Spinal TB (Pott's disease)
- Pattern: Spondylodiscitis targeting the anterior vertebral body.
- Spread: Subligamentous spread under the anterior longitudinal ligament (ALL)
non-contiguous "skip lesions". - Disc: Intervertebral disc destruction occurs later than in pyogenic infection (or is relatively preserved).
- Deformity: Anterior wedging leads to severe kyphosis (Gibbus deformity).
- Soft tissue: Disproportionately large paravertebral abscesses ("cold abscesses") with thin, smooth walls.
MRI features
- Marrow: Oedema typically extends beyond the margins of bone destruction.
- Abscess:
- Thin, smooth wall enhancement (pyogenic abscesses tend to have thick, irregular, shaggy walls).
- Internal debris/calcification (calcified psoas abscess is pathognomonic for old TB).
- "Kissing sequestra": In joints (e.g., knee), focal sequestra on opposing articular surfaces.

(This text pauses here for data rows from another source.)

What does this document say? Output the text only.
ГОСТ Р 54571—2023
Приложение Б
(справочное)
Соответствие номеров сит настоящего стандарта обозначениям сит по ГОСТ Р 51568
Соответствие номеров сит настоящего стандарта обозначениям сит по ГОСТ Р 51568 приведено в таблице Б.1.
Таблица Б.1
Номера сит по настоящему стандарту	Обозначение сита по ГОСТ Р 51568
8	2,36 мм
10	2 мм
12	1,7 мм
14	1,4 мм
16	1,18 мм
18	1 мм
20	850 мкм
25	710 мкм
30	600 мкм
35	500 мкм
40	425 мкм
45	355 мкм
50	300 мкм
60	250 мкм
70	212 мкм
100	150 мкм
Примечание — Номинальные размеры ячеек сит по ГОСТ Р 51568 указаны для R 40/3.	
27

Differential diagnosis: Pyogenic vs Tuberculous
| Feature | Pyogenic osteomyelitis | Tuberculous osteomyelitis |
|---|---|---|
| Course | Acute/Subacute | Chronic/Indolent |
| Sclerosis | Prominent (thick rim) | Minimal / Absent |
| Sequestrum | Common, often large | Rare (or "sand-like" microsequestra) |
| Periosteal reaction | Thick, irregular | Minimal / None |
| Joint space | Rapid destruction | Preserved until late |
| Abscess wall | Thick, irregular, shaggy | Thin, smooth |
| Soft tissue | Proportional to bone injury | Disproportionately large |
High-yield exam pearls
The Thai Board rule
In the Thai exams, if you see a lytic lesion that looks like a tumour (e.g., GCT or metastasis) but the clinical history is "chronic pain" or "mild swelling" without severe systemic signs:
TB is the top differential.
- Keyword to look for: "Cold abscess" (soft tissue mass without acute inflammation/erythema).
Transphyseal spread
Unlike pyogenic osteomyelitis, which is often halted by the physis in children (due to avascular cartilage), TB can cross the growth plate.
- If a lesion involves both the metaphysis and epiphysis in a child, think TB (or rarer entities like infantile osteomyelitis).